Cara Efektif Pemda Hapus Pungli

Pemberitaan awal tahun ajaran baru sekolah yakni bulan Juli-Agustus seringkali diwarnai dengan berita soal pungutan di sekolah. Bentuknya bisa bermacam-macam. Mulai dari sumbangan pembangunan, pengadaan buku pelajaran, seragam sekolah hingga penahanan ijazah. Mengapa kejadian ini berulang kali muncul dimedia? Apakah sekolah, dinas pendidikan, DPRD hingga kepala daerah tidak mengetahui bahwa berbagai pemberitaan itu selalu muncul?

Tentu yang dimaksudkan penulis merupakan kejadian di sekolah negeri mulai dari sekolah dasar hingga sekolah menengah atas/umum/kejuruan. Seperti baru-baru ini muncul pemberitaan pengaduan pengadaan seragam sekolah dengan harga fantastis atau sumbangan pengembangan sekolah (SPS) yang secara hukum bersifat pungutan. Awam banyak tidak mengerti beda sumbangan dengan pungutan. Tentu bedanya bukan di kata “Sumbangan” atau “Pungutan” yang dicantumkan dalam surat edaran pada siswa atau disampaikan pada saat rapat wali murid.

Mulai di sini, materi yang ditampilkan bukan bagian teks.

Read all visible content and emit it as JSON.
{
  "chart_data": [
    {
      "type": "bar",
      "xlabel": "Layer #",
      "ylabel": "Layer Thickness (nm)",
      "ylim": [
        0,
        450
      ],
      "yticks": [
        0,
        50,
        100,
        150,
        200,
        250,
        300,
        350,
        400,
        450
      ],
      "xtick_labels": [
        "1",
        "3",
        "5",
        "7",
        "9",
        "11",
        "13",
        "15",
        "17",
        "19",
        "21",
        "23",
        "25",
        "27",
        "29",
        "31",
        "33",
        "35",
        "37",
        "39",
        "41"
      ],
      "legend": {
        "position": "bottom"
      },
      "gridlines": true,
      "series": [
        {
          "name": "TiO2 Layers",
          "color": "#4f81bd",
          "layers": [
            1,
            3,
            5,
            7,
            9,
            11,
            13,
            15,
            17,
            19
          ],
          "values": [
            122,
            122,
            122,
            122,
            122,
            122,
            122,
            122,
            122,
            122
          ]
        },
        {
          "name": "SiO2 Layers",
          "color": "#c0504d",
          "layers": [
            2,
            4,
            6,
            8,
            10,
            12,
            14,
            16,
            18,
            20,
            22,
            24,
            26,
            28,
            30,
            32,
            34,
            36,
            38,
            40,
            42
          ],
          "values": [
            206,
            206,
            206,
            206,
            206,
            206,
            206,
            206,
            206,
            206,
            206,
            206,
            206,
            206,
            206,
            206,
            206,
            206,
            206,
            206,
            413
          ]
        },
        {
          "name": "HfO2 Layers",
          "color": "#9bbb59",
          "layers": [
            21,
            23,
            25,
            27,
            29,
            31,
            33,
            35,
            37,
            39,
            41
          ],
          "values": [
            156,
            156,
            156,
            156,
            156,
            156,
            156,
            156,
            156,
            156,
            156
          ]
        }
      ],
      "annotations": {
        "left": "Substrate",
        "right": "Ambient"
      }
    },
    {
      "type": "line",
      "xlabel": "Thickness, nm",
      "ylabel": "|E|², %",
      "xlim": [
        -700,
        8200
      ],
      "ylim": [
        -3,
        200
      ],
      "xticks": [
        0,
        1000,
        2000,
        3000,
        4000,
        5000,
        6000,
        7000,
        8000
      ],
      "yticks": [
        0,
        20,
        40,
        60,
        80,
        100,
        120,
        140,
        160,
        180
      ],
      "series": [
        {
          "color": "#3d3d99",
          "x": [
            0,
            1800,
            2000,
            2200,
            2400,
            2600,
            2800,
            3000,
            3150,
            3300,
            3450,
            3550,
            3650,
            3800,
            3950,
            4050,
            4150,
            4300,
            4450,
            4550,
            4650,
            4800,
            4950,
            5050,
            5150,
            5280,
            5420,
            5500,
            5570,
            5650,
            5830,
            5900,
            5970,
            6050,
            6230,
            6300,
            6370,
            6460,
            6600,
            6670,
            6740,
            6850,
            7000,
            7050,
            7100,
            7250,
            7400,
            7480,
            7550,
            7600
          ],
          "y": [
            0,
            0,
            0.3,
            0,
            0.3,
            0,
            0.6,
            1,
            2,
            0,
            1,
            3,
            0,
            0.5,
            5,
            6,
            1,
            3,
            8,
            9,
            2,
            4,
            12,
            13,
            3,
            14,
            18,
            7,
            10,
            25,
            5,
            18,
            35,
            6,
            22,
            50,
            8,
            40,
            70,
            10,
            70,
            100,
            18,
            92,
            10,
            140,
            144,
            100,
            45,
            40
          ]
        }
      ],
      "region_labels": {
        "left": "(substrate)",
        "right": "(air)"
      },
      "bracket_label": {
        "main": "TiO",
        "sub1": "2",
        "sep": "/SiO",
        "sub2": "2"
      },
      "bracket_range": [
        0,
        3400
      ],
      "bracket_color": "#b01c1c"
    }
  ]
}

Bagi sekolah negeri aturan tentang larangan pungutan pada pendidikan dasar (SD dan SMP) jelas tercantum dalam Permendikbud Nomor 44 Tahun 2012 tentang Pungutan dan Sumbangan Biaya Pendidikan pada Satuan Pendidikan Dasar. Disebutkan pada pasal 9 ayat (1) yakni Satuan pendidikan dasar yang diselenggarakan oleh pemerintah, dan/atau pemerintah daerah dilarang memungut biaya satuan pendidikan.

Apa pengertian sumbangan dan pungutan? Pada pasal 1 ayat 2 dijelaskan Pungutan adalah penerimaan biaya pendidikan baik berupa uang dan/atau barang/jasa pada satuan pendidikan dasar yang berasal dari peserta didik atau orangtua/wali  secara langsung yang bersifat wajib,  mengikat,  serta jumlah  dan  jangka  waktu  pemungutannya  ditentukan  oleh  satuan pendidikan dasar. Sementara sumbangan (pasal 1 ayat 3) adalah Sumbangan  adalah  penerimaan  biaya pendidikan  baik  berupa  uang dan/atau barang/jasa  yang  diberikan  oleh  peserta  didik,  orangtua/wali, perseorangan atau lembaga lainnya kepada satuan pendidikan dasar yang bersifat  sukarela,  tidak memaksa,  tidak mengikat,  dan tidak ditentukan oleh  satuan  pendidikan  dasar  baik  jumlah  maupun  jangka  waktu pemberiannya.

Dengan demikian bedanya jelas pada sifatnya suka rela, tidak memaksa, tidak mengikat dan tidak ditentukan jumlah maupun jangka waktu. Bila merujuk pada banyak praktek yang terjadi disekolah-sekolah negeri, mudah ditemukan terjadi praktek pungutan tetapi dalihnya sumbangan. Kenapa pemerintah mendorong pendidikan gratis tanpa pungutan? Sebab biaya operasional sekolah sudah disediakan oleh pemerintah pusat besarnya Rp 800.000 (SD), Rp 1.000.000 (SMP) dan Rp 1.200.000 (SMP). Bantuan Operasional Sekolah (BOS) tersebut dihitung tiap anak pertahun. Artinya sekolah tidak perlu lagi menarik sumbangan bahkan pungutan sekolah.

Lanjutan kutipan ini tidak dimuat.